Sources of Inner Strength for Elderly People
Our current featured article comes to ANS from Finland authors Erika Boman, MSc, RNT; Anette H¨aggblom, PhD, RNT; Berit Lundman, PhD, RN; Bj¨orn Nygren, PhD, RNT and Regina Santamaki Fischer, PhD, RN. Their article is titled “Inner Strength as Identified in Narratives of Elderly Women: A Focus Group Interview Study.” While it is featured on the ANS web site, you can download your free copy of this article here! Erika Boman has shared this message for ANS readers:
Do you study inner strength? Is that possible? Those are questions often asked when presenting the research topic of our interest. And yes, I can see what they mean. If you google on inner strength today you get 14 200 000 hits where inner strength is interpreted in almost the same amount of ways. That is why I am so happy that I have been privileged to work with members in a research group that thoroughly have studied the concept, and through meta-analysis developed a theoretical model of inner strength. In the model inner strength is conceptualized by four interacting core dimensions: connectedness, creativity, firmness and flexibility. The core dimensions have explicit definition and are more in depth described in the article, with reference to the theoretical model. Further a questionnaire was developed to measure each dimension and thereby a person’s degree of inner strength. Studies, applying the scale, have for example shown that strong inner strength is associated with better self-rated health. And through literature review inner strength has been interpreted as a health resource for experiencing well-being despite illness.

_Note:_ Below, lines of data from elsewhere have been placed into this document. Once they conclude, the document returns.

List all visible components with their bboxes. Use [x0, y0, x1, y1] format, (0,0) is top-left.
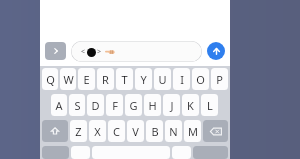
- button[interactable]: X: [89, 120, 106, 142]
- button[interactable]: A: [51, 94, 67, 116]
- button[interactable]: Q: [42, 68, 58, 90]
- button[interactable]: T: [116, 68, 133, 90]
- button[interactable]: P: [211, 68, 228, 90]
- staticText: V: [132, 124, 139, 139]
- staticText: R: [102, 72, 109, 87]
- button[interactable]: V: [127, 120, 144, 142]
- button[interactable]: Z: [70, 120, 87, 142]
- staticText: X: [94, 124, 101, 139]
- staticText: Z: [75, 124, 82, 139]
- staticText: K: [187, 98, 194, 113]
- button[interactable]: N: [165, 120, 182, 142]
- button[interactable]: W: [60, 68, 76, 90]
- staticText: Q: [46, 72, 55, 87]
- staticText: F: [112, 98, 118, 113]
- staticText: >: [97, 47, 102, 57]
- button[interactable]: Shift: [42, 120, 68, 142]
- button[interactable]: O: [192, 68, 209, 90]
- button[interactable]: R: [97, 68, 114, 90]
- staticText: <: [81, 47, 86, 57]
- staticText: D: [91, 98, 100, 113]
- staticText: G: [129, 98, 138, 113]
- staticText: C: [113, 124, 120, 139]
- staticText: H: [148, 98, 157, 113]
- button[interactable]: Backspace: [203, 120, 228, 142]
- staticText: U: [158, 72, 167, 87]
- button[interactable]: D: [87, 94, 104, 116]
- button[interactable]: S: [69, 94, 85, 116]
- button[interactable]: U: [154, 68, 171, 90]
- button[interactable]: Show apps: [45, 42, 66, 60]
- button[interactable]: K: [182, 94, 199, 116]
- button[interactable]: Send: [207, 42, 225, 60]
- button[interactable]: I: [173, 68, 190, 90]
- staticText: M: [188, 124, 198, 139]
- button[interactable]: J: [163, 94, 180, 116]
- button[interactable]: E: [78, 68, 95, 90]
- staticText: J: [170, 98, 174, 113]
- button[interactable]: M: [184, 120, 201, 142]
- staticText: L: [207, 98, 213, 113]
- button[interactable]: B: [146, 120, 163, 142]
- staticText: N: [169, 124, 178, 139]
- button[interactable]: Y: [135, 68, 152, 90]
- staticText: W: [63, 72, 74, 87]
- button[interactable]: F: [106, 94, 123, 116]
- button[interactable]: <: [71, 41, 202, 62]
- button[interactable]: Return: [193, 146, 228, 159]
- staticText: Y: [140, 72, 147, 87]
- button[interactable]: C: [108, 120, 125, 142]
- button[interactable]: Microphone: [172, 146, 191, 159]
- staticText: O: [196, 72, 205, 87]
- button[interactable]: L: [201, 94, 218, 116]
- button[interactable]: Emoji: [71, 146, 90, 159]
- button[interactable]: Numbers: [42, 146, 69, 159]
- button[interactable]: H: [144, 94, 161, 116]
- button[interactable]: Space: [92, 146, 170, 159]
- button[interactable]: G: [125, 94, 142, 116]
- staticText: I: [180, 72, 184, 87]
- staticText: A: [55, 98, 63, 113]
- staticText: B: [151, 124, 159, 139]
- staticText: P: [216, 72, 223, 87]
- staticText: S: [74, 98, 81, 113]
- staticText: T: [121, 72, 128, 87]
- staticText: E: [83, 72, 90, 87]
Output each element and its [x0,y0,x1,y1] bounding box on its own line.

My field of interest is related to health and quality of life among elderly women and elderly women, in general, outlive men, have impaired socio-economic and functional status, as well as report more health problems. I thought to myself – research is implying that inner strength is of importance for experiencing well-being despite illness. Identifying sources of inner strength can give health care personnel valuable information about elderly people’s capacities despite their frailty and weakness. So now there was this theoretical model defining the concept, a questionnaire to estimate a person’s degree of inner strength, as well as literature suggesting that inner strength is a health resource of importance. But, is it always applicable in nursing to use a questionnaire to estimate a person’s inner strength? What about criticism to nursing science being to theoretical? Is there some way we can enlighten how inner strength can be expressed in everyday conversations implementing the theoretical model? The aim of this study was therefor to explore how inner strength and its dimensions, as described in a theoretical model, can be identified in the narratives of elderly women. Focus group interviews where made with 29 women between the age of 66 and 84. Inner strength was identified in there narratives of the elderly women as a strive to be in communion, to make the best out of the situation, having a mind-set that it is all up to you, and considering life as a balancing act. Further descriptions are found in the article, where also possible application of the theoretical model in relation to previous research is discussed. The study is considered to add nuance to the notion of inner strength and deepen empirical knowledge about the concept. Finally, we hope that this study can be a contribution to narrowing theory to practice.